Another round of applause spread through the auditorium, and soon thereafter, Loving heard a throng of people screaming wildly and chanting, “Ten! Ten! Ten!” He had no idea what they were talking about, but then, he hadn’t really understood anything that had been said for the last several minutes. The moderator returned, took him by the arm, and escorted him offstage.

“Fantastic job, Loving. Just fantastic. I love your creative spirit. How long have you been in the arts?”

“Umm…prob’ly not as long as you might think.”

“Well, it doesn’t matter. I just have to ask.” He turned and laid his hand on Loving’s chest. “Would you be willing to play on my team?”

Loving picked up his hand with two fingers and removed it from his chest. “Look, pal, I—I don’t play for…for the other team. Or both teams. Or…anythin’ like that.”

“Are you sure? Middleton needs a fourth, now that Rufus has dropped out. Nationals is only a month away.”

“Nationals.” Loving’s head was beginning to throb. “Look—can I think about it awhile?”

“Sure. I’ll escort you to the waiting area. There are a few more contestants reciting before the judges make their decisions.”

“Uh—could you by any chance seat me next to…Trudy?”

“Trudy?” A huge smile spread across the moderator’s face. “So that’s what you meant when you said you didn’t play for my team?”

The most intelligent thing Loving could think of to say was, “Huh?”

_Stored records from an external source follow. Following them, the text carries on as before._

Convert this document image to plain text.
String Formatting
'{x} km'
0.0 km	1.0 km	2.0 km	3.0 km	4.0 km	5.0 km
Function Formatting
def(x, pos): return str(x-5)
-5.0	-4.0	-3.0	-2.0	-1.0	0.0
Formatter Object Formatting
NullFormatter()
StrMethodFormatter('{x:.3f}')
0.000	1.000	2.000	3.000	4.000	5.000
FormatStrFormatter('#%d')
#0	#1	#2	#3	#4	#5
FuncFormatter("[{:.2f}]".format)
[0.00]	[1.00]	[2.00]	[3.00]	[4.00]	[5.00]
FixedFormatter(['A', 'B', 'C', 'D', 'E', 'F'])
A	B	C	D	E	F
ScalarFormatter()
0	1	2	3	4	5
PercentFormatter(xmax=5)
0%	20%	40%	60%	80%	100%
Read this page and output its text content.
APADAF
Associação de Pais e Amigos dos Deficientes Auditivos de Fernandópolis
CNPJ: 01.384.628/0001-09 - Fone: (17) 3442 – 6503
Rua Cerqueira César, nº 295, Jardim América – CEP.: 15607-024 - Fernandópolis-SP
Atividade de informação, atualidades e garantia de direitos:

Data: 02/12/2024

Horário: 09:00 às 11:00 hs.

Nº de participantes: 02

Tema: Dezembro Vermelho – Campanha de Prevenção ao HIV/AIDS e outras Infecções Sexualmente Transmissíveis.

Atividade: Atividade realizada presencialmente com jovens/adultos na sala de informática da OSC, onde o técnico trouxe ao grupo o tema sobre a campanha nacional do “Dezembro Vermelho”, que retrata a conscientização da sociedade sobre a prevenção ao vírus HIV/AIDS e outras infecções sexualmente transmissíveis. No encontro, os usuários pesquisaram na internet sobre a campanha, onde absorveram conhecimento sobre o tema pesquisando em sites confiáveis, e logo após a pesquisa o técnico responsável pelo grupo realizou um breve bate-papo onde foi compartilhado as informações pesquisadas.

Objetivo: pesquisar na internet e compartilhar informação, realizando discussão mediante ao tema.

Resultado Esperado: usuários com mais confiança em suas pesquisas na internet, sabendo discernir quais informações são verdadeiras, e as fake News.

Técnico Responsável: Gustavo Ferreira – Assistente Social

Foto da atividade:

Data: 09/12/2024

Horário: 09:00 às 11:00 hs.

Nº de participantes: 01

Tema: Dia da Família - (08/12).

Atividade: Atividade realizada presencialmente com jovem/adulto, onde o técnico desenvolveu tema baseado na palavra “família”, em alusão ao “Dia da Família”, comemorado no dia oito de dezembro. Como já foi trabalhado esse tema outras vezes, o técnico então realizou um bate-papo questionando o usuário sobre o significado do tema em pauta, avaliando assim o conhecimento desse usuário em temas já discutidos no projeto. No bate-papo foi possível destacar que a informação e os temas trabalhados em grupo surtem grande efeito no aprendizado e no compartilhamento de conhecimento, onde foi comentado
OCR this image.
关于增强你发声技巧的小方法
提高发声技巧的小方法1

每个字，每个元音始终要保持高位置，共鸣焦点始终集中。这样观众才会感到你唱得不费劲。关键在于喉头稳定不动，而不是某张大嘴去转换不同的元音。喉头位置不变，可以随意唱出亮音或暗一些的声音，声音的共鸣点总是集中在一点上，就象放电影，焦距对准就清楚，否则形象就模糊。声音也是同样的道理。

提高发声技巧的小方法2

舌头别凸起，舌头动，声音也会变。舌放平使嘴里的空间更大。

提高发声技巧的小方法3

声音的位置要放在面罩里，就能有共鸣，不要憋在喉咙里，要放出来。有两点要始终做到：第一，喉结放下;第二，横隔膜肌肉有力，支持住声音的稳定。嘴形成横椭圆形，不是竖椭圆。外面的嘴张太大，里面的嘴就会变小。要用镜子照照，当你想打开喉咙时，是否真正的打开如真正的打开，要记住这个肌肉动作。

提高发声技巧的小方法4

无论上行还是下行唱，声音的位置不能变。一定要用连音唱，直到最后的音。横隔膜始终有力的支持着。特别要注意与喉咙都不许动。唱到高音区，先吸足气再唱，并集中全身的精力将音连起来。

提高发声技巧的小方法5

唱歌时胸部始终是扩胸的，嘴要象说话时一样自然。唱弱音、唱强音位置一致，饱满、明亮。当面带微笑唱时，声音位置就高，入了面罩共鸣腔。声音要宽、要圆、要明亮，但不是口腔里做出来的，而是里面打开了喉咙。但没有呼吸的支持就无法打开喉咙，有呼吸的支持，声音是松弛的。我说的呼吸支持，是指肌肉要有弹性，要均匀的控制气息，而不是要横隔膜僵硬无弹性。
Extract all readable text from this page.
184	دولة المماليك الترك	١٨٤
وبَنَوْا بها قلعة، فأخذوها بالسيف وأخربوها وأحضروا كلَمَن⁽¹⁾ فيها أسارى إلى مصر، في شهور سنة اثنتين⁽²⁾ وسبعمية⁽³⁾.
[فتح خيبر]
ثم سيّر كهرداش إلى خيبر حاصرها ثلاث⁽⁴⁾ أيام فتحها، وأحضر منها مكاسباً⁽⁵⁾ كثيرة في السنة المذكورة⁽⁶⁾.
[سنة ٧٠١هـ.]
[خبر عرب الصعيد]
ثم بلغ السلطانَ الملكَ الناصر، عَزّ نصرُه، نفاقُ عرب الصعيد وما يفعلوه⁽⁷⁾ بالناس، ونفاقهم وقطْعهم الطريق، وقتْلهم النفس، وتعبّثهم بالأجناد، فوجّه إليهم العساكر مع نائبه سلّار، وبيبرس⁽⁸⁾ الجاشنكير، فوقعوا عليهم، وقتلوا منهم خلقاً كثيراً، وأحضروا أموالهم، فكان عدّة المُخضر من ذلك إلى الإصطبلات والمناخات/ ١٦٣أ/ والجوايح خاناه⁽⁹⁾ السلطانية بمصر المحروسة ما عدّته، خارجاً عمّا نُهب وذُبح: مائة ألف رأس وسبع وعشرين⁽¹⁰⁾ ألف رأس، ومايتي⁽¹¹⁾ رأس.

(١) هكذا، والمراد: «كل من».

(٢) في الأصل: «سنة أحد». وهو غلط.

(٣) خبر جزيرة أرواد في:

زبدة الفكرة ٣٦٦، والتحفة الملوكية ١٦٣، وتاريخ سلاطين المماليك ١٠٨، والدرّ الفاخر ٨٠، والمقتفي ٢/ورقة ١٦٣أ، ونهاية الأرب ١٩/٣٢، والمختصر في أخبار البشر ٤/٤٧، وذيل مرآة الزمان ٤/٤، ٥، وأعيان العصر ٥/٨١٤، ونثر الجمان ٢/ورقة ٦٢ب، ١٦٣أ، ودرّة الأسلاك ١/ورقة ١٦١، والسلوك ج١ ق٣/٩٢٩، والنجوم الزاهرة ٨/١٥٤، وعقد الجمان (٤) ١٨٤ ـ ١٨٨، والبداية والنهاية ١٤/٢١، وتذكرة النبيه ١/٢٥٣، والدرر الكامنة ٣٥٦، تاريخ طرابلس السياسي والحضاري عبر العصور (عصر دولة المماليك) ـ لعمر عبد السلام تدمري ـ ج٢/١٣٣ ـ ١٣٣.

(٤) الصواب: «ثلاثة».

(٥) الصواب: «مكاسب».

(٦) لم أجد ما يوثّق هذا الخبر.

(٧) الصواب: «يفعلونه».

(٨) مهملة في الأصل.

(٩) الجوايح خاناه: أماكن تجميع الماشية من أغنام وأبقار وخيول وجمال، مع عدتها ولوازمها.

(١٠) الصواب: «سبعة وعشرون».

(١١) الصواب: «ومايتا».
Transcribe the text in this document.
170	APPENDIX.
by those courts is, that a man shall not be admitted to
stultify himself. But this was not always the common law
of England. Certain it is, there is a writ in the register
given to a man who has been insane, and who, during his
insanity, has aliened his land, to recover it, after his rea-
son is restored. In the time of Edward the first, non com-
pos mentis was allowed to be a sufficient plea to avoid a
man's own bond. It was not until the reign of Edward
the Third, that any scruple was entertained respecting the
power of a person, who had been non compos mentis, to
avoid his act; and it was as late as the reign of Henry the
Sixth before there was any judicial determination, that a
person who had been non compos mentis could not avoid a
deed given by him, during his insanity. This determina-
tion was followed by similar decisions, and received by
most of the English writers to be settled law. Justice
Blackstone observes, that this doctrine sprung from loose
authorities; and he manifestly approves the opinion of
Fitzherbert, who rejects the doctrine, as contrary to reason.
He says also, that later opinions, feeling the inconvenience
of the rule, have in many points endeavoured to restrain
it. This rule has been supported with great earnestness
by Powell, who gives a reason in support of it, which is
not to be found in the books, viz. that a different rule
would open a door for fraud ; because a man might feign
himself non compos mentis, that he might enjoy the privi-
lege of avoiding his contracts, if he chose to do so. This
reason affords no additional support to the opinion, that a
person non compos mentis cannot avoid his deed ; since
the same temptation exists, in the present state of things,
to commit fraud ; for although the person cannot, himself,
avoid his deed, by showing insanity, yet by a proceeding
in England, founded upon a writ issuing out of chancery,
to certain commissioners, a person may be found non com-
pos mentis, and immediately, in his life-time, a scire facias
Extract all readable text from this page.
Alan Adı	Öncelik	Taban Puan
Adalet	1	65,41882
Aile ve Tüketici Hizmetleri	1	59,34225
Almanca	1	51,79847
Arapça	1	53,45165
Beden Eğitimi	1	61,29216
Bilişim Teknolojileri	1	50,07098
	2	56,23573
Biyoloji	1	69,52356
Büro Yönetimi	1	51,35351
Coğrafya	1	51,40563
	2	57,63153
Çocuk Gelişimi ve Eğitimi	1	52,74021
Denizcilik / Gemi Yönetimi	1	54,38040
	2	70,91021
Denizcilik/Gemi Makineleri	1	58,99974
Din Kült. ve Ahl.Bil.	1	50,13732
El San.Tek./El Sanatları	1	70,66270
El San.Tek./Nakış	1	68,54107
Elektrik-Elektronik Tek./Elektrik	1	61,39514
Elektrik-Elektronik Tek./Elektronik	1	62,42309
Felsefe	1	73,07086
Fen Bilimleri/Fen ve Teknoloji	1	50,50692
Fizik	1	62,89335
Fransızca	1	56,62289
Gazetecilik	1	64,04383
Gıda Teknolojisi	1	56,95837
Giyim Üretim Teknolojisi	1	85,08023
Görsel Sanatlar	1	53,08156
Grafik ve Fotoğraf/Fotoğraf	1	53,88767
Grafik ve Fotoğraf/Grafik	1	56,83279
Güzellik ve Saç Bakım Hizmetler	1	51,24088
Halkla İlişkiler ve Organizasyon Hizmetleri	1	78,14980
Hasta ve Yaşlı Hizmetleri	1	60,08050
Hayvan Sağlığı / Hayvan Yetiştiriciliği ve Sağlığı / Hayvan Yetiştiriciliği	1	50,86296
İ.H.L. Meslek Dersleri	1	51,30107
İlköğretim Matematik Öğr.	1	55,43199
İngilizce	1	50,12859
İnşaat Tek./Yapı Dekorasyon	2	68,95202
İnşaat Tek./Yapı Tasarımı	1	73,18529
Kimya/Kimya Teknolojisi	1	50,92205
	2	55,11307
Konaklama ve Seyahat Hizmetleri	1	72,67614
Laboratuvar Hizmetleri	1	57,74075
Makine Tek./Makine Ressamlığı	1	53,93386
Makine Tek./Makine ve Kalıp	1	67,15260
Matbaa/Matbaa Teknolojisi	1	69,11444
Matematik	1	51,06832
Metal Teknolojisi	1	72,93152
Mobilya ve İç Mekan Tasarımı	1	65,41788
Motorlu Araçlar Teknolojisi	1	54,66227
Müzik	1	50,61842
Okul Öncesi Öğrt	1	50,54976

“Please don’t think I’m criticizing. Different strokes, right? Live and let live.”

They stepped down a side staircase into the audience gallery. Up on the stage, a plump woman with spiky hedgehog hair was reciting: “Man did not give me language. Man cannot take it away from me. I have a voice and I will not be silenced…”

Loving took a vacant seat on the end of a row and wondered what to do next. While he contemplated his options, a woman in her midforties wearing a bridal gown scooted down two seats and sat beside him.

He nodded. “Evenin’, ma’am.”

She returned the nod. “Back to you. Everyone treating you right?”

“Well…”

“Thought not. These people are so obsessed about the Nationals, they’ve lost all perspective.”

There was that word again. “Nationals?”

“The National Poetry Slam. In D.C. next month. Biggest one ever. Teams from thirty-two states will be participating. Huge crowds are expected. Big prize money.”

“Big prize money?”

“Well, two thousand dollars. But in the poetry world, that’s Bill Gates money.”

“Bill Gates? He’s really—” Loving decided not to digress. “What exactly is a…poetry slam?”

Her eyes narrowed. “Still playing with me, or are you really that naïve?” She adjusted the bodice of her gown. “Think of it as the Olympics of poetry. The Vatican of Verse.”

“It’s a competition?”

“Correct. A panel of judges—sometimes pros, sometimes selected from the audience—pick the winners.”

“How can you decide whether one poem is better than another?”

“I know, it’s so subjective, but they do it every week. It’s crazy, but it’s a last-ditch effort to keep poetry from dying out altogether. The whole thing was invented by this guy in Chicago, Marc Smith—a former construction worker, of all things. Then it took off—all across the nation, people trying to revitalize the poetry world, bring it to new audiences, rescue it from the pit of obscurity where academia left it, all so remote and inelegant that no one wanted to read it anymore. Poetry slams are about poetry from the people, not the eggheads. Sure, we bring in an egghead every now and again, just to give the thing some legitimacy, but this is a populist movement. It’s not about professors. It’s about people like you.”

Loving glanced at her intricate white lace gown. “I like your outfit.”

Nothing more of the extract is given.